Speaking at the Ethical Gambling Forum, the UK regulator’s Executive Director, Tim Miller, said that the commission ‘will become increasingly vocal in drawing attention’ to companies failing to protect consumers from the black market and ‘I would encourage all of you to lend your voices to that cause’.

“We cannot allow inaction by others to undermine our efforts,” warned Miller. “Our ongoing work to tackle the illegal gambling market has shown that the increasing visibility and accessibility of illegal sites is yet another example of big tech being too reactive and only using their considerable resources for harm prevention when really pushed to. 

“The future of that market will depend upon us all working together with a shared purpose to continue delivering an innovative and engaging consumer experience within a well-regulated environment that has fairness and safety at its heart.”

Miller’s words build on his previous criticism of social media platform Meta, which he said in January needed to do more to prevent illegal gambling advertisements appearing across its platforms. 

They also come a week after research from the Marketing Intelligence firm WARC predicted that black market advertising spend will overtake the regulated sector by 2028.

The regulator was allocated £26m across three years by the government to tackle the black market in November’s Autumn budget, and Miller emphasised that the commission wants to ‘ramp up our action’ against the illegal market through cooperation with other regulators and law enforcement bodies.

Alongside the allocation of funds, the government has also set up an illegal gambling taskforce, designed to boost cross-agency collaboration between law enforcement and big tech companies like Google, Meta and Visa.

Providing an update on the task force, Miller said he was pleased with its early progress but cautioned that it must generate tangible results, rather than ‘become a talking shop’.

Mythbusting financial risk assessments

Also high on the agenda for Miller was the Gambling Commission’s defence of the potential implementation of financial risk assessments amid criticism from corners of the gambling industry.

He echoed a blog post published by the Gambling Commission earlier this month, which described the commentary around the checks as ‘ill-informed or inaccurate’, and reiterated that the assessments  – which were one of the key recommendations made by the 2023 Gambling White Paper – are designed to eliminate the need for operators to require financial documents from players.

Opponents of the assessments have questioned their frictionless nature, which was a key mandate of their implementation within the white paper, and accused them of being ‘affordability checks’ under a different name.

“Let me be clear, the proposed thresholds for an assessment are not limits or caps on customer spend,” said Miller. “The checks we have been piloting will not even attempt to make an assessment of what each customer can afford to gamble.”

According to the UK regulator, its pilot study of the assessments found that just one in 1000 customers deemed to meet current thresholds for an assessment will not be able to undertake them in a frictionless manner – surpassing the estimates laid out in the white paper.
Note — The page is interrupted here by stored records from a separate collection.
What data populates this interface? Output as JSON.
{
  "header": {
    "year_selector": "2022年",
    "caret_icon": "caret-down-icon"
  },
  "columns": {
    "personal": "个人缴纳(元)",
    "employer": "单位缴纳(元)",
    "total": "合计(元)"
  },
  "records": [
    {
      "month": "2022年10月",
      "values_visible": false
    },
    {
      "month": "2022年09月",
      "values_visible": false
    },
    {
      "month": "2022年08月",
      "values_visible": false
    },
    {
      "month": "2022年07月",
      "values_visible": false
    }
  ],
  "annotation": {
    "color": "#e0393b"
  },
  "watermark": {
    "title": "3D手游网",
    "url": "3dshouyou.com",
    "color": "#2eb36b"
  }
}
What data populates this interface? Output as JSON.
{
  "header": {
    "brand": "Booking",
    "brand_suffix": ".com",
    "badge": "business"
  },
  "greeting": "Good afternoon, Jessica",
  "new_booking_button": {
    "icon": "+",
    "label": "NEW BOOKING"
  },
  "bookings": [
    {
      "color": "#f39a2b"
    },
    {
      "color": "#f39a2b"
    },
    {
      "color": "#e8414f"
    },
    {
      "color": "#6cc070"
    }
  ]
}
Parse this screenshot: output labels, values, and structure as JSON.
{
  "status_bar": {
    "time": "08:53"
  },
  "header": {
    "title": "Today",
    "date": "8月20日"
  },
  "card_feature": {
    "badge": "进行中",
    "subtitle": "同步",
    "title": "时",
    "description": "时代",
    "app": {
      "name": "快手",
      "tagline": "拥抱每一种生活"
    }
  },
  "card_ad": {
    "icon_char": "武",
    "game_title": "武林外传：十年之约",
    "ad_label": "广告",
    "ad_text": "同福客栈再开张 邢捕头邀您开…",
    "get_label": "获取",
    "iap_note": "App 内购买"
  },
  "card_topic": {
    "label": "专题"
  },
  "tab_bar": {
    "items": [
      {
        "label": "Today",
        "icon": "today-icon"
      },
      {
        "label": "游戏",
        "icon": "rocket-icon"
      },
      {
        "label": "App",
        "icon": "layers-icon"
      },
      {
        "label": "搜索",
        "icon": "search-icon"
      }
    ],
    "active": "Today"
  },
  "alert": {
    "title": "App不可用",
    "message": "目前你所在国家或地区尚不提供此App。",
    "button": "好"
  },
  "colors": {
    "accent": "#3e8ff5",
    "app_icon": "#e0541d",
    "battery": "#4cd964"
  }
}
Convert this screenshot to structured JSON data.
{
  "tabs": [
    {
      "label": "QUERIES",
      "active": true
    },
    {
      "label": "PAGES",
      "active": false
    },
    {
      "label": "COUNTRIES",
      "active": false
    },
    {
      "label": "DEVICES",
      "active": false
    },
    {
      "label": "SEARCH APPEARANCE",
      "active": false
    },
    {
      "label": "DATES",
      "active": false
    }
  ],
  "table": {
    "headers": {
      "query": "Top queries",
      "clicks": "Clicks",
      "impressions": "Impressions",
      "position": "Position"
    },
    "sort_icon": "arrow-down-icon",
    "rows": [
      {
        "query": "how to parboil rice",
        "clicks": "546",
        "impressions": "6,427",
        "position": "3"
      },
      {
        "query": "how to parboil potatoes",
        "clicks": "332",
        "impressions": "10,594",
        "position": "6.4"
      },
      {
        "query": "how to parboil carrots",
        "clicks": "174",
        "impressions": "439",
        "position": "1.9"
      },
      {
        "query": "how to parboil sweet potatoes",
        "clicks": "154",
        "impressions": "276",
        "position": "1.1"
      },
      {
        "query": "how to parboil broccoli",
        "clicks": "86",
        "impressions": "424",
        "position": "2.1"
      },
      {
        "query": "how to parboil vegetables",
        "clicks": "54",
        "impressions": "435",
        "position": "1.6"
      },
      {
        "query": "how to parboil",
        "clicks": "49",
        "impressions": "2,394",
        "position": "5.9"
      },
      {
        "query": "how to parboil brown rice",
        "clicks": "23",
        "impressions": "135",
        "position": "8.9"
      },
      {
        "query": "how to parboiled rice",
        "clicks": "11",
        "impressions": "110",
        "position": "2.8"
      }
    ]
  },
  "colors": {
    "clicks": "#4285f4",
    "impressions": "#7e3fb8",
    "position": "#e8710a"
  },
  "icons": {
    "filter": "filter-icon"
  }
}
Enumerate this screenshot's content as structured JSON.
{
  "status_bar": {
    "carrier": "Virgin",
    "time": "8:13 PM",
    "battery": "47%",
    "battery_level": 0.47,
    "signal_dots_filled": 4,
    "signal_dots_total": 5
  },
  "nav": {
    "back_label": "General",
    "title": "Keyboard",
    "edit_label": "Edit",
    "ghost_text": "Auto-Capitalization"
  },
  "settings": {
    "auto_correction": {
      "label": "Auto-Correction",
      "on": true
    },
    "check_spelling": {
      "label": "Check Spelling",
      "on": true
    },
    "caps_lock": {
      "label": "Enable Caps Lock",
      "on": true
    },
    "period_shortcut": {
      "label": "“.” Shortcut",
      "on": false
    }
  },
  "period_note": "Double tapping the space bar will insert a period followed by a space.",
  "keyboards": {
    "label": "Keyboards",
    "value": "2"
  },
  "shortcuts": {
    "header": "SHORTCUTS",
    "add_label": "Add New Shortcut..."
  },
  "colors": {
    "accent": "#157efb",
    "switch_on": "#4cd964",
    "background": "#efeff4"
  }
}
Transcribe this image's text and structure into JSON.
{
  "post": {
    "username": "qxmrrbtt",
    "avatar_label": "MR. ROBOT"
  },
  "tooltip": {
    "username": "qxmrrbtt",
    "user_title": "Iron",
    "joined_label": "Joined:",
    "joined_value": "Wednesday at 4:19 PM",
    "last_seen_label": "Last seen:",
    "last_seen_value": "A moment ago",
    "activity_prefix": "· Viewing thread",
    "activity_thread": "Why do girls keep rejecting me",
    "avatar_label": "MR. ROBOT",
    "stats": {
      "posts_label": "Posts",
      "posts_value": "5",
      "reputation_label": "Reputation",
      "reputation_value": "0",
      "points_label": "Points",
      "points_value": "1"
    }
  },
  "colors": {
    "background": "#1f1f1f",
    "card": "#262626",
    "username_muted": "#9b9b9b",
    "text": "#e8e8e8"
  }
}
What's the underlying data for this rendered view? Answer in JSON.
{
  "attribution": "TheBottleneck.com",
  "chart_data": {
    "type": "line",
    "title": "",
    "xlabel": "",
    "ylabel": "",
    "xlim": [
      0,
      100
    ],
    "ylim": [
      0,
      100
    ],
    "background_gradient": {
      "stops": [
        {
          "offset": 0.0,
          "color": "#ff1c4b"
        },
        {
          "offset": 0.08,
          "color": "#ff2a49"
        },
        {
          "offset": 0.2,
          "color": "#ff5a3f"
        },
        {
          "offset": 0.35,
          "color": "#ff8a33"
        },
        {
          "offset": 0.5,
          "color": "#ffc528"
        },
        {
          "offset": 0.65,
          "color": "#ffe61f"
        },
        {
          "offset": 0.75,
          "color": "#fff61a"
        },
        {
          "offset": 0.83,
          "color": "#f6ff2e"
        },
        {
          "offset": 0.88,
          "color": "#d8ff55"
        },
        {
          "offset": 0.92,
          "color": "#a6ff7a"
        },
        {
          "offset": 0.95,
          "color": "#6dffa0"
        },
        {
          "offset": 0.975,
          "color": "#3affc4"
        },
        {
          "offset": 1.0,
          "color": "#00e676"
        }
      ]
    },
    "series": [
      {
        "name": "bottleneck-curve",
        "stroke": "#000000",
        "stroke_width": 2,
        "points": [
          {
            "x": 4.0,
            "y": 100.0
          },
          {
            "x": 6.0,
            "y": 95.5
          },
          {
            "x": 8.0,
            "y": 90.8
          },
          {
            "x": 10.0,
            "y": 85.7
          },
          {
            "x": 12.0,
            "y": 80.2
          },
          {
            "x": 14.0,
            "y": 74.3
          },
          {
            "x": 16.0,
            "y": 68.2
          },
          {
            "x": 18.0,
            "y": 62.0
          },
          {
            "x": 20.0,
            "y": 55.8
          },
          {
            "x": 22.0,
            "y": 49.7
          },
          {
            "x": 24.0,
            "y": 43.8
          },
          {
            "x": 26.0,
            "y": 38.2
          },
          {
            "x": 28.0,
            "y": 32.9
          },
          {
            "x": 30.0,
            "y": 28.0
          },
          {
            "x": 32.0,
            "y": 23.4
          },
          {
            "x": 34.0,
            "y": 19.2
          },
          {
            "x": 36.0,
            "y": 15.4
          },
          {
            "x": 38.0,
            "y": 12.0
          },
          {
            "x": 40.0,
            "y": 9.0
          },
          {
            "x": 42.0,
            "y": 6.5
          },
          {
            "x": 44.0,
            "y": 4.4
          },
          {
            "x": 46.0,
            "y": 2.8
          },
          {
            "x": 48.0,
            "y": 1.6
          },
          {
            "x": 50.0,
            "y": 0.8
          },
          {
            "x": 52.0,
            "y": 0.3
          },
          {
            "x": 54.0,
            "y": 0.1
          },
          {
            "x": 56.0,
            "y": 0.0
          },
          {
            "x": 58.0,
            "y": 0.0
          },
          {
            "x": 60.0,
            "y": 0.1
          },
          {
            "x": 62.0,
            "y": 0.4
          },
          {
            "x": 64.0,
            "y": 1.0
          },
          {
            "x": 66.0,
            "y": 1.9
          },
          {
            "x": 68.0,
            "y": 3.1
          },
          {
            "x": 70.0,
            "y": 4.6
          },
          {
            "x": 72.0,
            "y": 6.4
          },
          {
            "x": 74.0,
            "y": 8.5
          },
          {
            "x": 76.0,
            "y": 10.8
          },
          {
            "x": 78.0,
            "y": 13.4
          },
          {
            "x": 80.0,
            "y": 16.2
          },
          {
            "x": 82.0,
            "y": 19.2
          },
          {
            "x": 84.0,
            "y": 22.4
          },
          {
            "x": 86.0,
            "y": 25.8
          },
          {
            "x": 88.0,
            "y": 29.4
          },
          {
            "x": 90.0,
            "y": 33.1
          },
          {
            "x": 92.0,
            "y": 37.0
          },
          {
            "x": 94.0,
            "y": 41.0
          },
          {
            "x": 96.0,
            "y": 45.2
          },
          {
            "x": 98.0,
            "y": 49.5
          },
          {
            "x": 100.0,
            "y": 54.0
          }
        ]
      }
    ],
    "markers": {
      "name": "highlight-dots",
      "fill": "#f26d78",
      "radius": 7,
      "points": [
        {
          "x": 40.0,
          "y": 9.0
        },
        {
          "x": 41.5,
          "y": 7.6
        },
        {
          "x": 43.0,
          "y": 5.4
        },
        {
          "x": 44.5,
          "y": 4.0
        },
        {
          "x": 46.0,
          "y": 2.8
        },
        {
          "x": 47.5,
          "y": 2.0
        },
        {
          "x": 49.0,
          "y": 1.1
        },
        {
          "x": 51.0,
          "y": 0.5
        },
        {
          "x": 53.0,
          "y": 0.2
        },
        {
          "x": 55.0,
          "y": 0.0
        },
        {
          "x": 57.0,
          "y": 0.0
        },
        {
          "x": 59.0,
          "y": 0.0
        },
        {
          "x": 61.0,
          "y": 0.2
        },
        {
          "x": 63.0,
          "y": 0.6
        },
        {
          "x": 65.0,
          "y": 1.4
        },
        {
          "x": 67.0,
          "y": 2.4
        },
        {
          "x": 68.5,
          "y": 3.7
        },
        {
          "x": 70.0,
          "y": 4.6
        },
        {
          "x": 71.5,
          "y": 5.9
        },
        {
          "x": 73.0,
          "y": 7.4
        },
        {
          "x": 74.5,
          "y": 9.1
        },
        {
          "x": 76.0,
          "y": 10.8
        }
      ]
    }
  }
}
Miller emphasised that there are no ‘predetermined next steps’ regarding the implementation of financial risk assessments, and the Gambling Commission will now take its recommendations to its Board for further inspection before future plans are laid out.

He concluded: “If the decision is made to introduce these assessments, we will work closely with DCMS, the industry and credit reference agencies to establish an implementation group that will jointly develop the details of a sensible implementation plan and timetable. 

“It will also help shape the guidance to operators to ensure that they take a proportionate approach to interacting with customers where financial risk is identified.”